Mahkemece toplanan delillere göre; takibe konu senetlerin dava dışı A. O. tarafından düzenlenen 01/06/2011 tarihli ”Mal Teslimi ve Hisse Teslimine İlişkin Tutanak” başlıklı belgeye dayanılarak A. O. tarafından düzenlendiği, bu belgeye konu olan malların davacı şirketin demirbaşları olduğu, davacı şirketin demirbaşlarının satışa konu edilmesinin mümkün olmadığı, dolayısıyla takibe konu senetlerin davacı şirket yönünden geçerli olmadığı, bunun yanında davalının kötüniyetli olduğunun ispat edilemediği gerekçesiyle davanın kısmen kabulüne, davacının icra takibi nedeniyle davalıya borçlu olmadığının tespitine, davacının tazminat talebinin reddine karar verilmiş, hüküm davalı vekili tarafından temyiz edilmiştir.

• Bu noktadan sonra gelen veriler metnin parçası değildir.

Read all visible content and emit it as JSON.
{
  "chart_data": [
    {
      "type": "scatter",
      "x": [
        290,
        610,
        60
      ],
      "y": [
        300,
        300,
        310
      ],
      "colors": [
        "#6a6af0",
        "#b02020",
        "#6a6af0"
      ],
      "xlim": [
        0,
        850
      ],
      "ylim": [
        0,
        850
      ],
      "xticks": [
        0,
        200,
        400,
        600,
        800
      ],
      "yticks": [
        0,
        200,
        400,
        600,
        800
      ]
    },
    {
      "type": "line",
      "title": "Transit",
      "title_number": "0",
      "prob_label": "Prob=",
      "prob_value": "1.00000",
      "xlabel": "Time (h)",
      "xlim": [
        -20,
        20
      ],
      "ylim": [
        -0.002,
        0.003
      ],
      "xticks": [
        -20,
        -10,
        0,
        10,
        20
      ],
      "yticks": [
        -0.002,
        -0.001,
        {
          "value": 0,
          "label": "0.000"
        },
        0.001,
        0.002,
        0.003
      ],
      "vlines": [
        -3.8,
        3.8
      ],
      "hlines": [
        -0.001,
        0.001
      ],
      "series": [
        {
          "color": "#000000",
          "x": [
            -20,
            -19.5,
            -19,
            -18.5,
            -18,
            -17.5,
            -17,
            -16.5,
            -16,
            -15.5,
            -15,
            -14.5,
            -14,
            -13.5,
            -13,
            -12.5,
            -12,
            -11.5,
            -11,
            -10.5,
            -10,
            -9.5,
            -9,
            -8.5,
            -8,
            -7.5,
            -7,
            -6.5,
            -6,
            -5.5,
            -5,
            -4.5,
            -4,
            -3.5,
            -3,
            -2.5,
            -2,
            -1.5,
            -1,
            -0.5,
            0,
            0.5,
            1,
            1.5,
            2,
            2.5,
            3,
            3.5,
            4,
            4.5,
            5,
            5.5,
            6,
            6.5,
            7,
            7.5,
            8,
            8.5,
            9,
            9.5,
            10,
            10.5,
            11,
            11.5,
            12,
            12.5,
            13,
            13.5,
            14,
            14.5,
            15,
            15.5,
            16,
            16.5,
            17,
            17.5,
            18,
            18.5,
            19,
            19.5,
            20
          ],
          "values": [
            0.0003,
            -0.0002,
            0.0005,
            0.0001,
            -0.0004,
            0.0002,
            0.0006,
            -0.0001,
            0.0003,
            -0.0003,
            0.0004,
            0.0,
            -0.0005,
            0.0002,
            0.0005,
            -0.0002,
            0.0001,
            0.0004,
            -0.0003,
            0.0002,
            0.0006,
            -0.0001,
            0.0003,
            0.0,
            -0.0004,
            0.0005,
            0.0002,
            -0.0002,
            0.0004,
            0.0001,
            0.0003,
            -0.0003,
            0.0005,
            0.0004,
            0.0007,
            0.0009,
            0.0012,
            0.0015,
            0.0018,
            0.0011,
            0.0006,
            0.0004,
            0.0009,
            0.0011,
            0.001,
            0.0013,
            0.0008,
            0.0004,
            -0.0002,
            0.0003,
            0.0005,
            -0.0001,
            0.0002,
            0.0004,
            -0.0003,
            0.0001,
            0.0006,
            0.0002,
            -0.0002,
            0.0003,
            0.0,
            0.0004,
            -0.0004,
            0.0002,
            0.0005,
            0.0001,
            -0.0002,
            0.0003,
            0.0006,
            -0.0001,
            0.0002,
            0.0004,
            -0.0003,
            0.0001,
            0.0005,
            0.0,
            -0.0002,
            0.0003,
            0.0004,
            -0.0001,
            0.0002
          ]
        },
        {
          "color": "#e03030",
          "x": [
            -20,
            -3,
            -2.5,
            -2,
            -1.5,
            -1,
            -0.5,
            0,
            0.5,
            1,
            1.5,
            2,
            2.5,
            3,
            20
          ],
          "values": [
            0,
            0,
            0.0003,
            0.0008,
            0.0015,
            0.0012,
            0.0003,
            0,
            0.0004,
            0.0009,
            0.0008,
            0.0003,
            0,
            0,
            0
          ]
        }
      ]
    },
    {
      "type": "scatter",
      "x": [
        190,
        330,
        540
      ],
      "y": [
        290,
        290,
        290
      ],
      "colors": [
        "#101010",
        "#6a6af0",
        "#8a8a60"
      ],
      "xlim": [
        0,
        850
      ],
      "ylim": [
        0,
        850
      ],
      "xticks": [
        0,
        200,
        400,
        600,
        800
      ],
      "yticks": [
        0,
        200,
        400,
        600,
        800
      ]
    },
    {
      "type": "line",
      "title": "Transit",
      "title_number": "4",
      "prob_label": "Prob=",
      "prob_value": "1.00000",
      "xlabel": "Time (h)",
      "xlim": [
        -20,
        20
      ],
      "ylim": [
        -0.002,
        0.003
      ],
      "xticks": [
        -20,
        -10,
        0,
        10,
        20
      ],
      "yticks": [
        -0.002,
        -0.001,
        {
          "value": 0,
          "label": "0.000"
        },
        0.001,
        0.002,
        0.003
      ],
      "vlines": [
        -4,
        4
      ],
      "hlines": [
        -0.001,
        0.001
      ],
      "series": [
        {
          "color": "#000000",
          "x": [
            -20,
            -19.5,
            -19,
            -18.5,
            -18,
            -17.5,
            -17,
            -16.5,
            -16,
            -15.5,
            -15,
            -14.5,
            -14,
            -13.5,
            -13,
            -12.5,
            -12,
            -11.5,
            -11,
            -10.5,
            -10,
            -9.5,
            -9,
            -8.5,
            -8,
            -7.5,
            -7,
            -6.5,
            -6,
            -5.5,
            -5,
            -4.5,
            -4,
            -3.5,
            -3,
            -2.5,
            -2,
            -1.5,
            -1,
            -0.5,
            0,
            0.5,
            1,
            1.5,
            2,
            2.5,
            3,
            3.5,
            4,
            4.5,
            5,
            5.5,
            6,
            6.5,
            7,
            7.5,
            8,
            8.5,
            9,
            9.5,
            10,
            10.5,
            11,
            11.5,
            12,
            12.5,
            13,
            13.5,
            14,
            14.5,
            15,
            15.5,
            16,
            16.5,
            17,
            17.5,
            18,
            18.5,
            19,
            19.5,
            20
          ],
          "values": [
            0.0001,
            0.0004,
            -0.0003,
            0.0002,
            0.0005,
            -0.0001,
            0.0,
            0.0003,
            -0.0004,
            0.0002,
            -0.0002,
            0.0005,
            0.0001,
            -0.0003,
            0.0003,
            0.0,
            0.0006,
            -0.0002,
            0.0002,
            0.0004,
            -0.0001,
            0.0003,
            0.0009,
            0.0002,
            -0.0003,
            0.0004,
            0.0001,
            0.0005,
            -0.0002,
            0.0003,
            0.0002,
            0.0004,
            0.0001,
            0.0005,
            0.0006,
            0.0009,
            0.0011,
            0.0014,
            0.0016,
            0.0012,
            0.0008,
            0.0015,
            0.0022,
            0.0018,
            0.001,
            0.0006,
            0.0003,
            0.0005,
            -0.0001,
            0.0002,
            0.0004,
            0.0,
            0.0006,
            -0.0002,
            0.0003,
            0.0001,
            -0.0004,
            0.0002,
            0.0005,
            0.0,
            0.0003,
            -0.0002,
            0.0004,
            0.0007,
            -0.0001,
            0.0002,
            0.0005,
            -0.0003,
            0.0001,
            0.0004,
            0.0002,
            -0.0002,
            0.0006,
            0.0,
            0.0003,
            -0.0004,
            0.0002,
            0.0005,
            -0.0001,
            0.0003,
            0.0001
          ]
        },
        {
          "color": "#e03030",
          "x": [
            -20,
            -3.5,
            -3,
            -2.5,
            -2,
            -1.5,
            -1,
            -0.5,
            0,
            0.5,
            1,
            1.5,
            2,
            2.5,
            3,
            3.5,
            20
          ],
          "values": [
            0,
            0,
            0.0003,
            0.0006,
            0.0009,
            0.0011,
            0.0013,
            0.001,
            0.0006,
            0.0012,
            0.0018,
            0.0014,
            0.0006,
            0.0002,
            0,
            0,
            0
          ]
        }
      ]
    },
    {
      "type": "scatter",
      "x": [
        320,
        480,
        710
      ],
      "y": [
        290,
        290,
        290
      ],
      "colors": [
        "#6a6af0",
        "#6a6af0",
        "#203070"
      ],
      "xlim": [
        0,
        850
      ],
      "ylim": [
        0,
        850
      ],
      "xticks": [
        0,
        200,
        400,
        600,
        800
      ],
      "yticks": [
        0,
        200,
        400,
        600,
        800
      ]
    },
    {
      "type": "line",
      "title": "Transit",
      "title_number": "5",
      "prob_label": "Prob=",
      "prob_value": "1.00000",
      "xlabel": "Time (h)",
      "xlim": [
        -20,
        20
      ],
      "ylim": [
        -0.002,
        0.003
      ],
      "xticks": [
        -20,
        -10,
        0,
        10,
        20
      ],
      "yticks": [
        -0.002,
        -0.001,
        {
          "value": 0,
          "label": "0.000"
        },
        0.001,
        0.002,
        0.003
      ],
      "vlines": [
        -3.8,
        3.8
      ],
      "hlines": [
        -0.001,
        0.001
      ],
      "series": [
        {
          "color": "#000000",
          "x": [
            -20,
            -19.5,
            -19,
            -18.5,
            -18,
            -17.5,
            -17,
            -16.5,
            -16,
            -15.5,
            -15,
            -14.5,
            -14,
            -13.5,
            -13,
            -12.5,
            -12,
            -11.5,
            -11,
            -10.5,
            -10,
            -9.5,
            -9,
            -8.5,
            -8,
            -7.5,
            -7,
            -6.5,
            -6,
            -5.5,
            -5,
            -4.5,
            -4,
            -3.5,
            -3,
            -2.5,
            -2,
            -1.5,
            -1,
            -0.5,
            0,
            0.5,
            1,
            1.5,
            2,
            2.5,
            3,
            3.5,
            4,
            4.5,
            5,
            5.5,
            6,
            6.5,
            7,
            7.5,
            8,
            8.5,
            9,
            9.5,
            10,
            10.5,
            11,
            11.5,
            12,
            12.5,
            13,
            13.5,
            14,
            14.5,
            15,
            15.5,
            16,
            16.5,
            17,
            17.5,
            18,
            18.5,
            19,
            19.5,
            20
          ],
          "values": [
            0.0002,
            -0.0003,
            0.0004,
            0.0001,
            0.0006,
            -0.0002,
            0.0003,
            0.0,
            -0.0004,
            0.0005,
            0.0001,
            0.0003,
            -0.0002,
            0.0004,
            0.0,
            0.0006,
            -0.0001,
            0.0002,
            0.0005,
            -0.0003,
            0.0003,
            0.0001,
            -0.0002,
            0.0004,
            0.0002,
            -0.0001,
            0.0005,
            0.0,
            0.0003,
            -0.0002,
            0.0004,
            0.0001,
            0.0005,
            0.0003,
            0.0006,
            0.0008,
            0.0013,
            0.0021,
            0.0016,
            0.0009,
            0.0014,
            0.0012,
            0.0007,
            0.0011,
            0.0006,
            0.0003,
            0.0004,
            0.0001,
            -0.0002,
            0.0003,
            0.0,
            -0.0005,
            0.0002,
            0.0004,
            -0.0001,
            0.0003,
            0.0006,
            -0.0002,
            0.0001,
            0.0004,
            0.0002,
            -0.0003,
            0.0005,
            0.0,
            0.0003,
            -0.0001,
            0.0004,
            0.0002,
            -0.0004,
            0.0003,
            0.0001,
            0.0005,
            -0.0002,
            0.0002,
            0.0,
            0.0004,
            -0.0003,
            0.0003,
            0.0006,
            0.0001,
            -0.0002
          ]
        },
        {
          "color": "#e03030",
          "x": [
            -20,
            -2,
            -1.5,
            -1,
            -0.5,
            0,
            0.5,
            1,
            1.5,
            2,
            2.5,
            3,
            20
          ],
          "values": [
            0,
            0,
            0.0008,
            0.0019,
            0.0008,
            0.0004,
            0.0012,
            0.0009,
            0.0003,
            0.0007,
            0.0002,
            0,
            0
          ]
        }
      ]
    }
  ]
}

Dava, ihdas nedeni bölümünde ”malen” kaydı bulunan bonodan dolayı borçlu bulunulmadığının tespiti istemine ilişkindir. Bu durumda mahkemece somut olayda ispat külfetinin davacıda olduğu ve davacının senede karşı iddialarını yazılı delille kanıtlaması gerektiği gözetilmeden ispat külfetinin tayininde yanılgıya düşülerek eksik inceleme ile yazılı şekilde hüküm kurulması doğru görülmemiştir.
SONUÇ: Yukarıda açıklanan nedenlerle davalı vekilinin temyiz itirazlarının kabulü ile hükmün BOZULMASINA, bozma nedenine göre davalı vekilinin sair temyiz itirazlarının şimdilik incelenmesine yer olmadığına, peşin harcın istek halinde iadesine, 20.01.2014 gününde oybirliğiyle karar verildi.